Common Language Infrastructure Standard (CLI)

Was ist der Common Language Infrastructure Standard?

Es handelt sich bei der Common Language Infrastructure Standard, kurz CLI, um eine offene Spezifikation (technischer Standard), die von Microsoft entwickelt und von ISO und ECMA standardisiert wurde. Sie beschreibt ausführbare Codes, die für mehrere Sprachen auf Computerplattformen verwendet werden können, ohne für bestimmte neu geschrieben werden zu müssen.

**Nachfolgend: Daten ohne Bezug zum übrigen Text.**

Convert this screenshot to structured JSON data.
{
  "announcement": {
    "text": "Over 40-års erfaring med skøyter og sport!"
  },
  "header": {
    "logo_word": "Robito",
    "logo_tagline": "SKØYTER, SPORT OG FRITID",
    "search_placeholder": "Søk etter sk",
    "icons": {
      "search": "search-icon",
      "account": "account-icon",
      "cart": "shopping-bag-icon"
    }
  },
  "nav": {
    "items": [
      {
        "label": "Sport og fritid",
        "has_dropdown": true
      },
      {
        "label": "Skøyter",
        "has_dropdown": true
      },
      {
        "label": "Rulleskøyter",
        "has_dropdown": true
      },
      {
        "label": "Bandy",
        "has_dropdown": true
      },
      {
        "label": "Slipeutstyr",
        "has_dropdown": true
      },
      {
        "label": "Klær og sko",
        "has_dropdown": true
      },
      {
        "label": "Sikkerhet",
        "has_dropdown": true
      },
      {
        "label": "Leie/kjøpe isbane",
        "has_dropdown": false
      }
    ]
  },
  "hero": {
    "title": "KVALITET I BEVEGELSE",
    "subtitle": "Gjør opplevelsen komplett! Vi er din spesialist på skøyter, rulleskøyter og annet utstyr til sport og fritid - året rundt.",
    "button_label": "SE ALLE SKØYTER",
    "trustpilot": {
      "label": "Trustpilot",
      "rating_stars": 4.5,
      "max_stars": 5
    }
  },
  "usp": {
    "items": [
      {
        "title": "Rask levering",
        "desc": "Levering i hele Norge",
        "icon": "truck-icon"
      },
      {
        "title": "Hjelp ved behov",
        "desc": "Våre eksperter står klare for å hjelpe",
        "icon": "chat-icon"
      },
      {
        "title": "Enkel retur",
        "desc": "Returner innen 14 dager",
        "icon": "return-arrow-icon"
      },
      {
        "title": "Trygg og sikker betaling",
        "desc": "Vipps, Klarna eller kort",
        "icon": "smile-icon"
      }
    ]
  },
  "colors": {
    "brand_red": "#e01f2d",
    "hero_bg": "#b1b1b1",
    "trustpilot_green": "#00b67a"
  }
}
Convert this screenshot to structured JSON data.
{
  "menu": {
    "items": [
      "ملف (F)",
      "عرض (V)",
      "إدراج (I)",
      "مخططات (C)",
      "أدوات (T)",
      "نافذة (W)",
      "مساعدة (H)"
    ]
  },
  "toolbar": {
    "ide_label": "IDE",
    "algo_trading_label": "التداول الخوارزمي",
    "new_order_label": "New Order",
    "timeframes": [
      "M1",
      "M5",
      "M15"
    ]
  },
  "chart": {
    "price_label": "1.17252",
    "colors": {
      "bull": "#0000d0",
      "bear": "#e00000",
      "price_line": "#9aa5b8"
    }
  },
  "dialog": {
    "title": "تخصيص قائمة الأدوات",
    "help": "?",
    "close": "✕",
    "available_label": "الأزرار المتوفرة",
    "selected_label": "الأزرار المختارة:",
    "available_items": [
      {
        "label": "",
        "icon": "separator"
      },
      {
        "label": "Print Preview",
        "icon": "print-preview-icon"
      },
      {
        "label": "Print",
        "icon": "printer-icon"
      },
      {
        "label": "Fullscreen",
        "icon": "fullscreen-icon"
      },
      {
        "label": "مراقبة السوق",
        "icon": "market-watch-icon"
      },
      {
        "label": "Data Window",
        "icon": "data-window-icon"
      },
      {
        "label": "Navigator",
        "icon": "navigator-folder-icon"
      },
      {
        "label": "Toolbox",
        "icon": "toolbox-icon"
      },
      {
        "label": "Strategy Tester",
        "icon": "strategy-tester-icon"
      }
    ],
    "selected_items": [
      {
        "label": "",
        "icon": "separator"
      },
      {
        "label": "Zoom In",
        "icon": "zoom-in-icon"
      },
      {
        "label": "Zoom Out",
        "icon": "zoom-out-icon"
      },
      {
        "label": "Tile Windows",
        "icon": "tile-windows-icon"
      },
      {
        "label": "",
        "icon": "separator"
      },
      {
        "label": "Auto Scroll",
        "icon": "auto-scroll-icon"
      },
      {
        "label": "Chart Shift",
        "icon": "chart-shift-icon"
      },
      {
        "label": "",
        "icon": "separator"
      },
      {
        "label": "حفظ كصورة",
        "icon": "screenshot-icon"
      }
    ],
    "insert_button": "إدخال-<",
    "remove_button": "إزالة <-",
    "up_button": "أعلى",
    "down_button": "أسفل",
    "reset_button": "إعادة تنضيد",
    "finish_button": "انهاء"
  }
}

Dies bedeutet, dass es plattformunabhängig ist.

Die CLI-Spezifikation beschreibt unter anderem die folgenden vier Aspekte:

  • Das gemeinsame Typsystem (CTS): Eine Reihe von Datentypen und Operationen, die von allen CTS-kompatiblen Programmiersprachen gemeinsam genutzt werden.
  • Die Metadaten: Informationen über die Programmstruktur sind sprachunabhängig, sodass zwischen Sprachen und Werkzeugen referenziert werden kann.
  • Die gemeinsame Sprachspezifikation (CLS): Eine Reihe von Basisregeln, denen jede Sprache, die auf die Befehlszeilenschnittstelle abzielt, entsprechen sollte, um mit anderen CLS-kompatiblen Sprachen zusammenzuarbeiten.
  • Das virtuelle Ausführungssystem (VES): Das VES lädt und führt CLI-kompatible Programme aus und verwendet die Metadaten dazu, separat erzeugte Codeabschnitte zur Laufzeit zu kombinieren.

Alle kompatiblen Sprachen werden nach Common Intermediate Language (CIL) kompiliert, einer Zwischensprache, die von der Plattformhardware hergeleitet wird. Wenn der Code ausgeführt wird, kompiliert das plattformspezifische VES das CIL gemäß der spezifischen Hardware und dem Betriebssystem zu der Maschinensprache.

Die Standardisierung von Common Language Infrastructure Standard

Im August 2000 arbeiteten Microsoft, Hewlett-Packard, Intel und andere daran, Common Language Infrastructure Standard zu standardisieren. Bis Dezember 2001 wurde es von der ECMA anerkannt, die ISO-Normung folgte im April 2003. Die Patente gehören derzeit Microsoft. ECMA und ISO verlangen, dass alle für die Umsetzung notwendigen Patente unter ,,angemessenen und nicht diskriminierenden Bedingungen” zur Verfügung gestellt werden. Es ist üblich, dass für die Lizenzierung eine Lizenzgebührenzahlung erforderlich ist.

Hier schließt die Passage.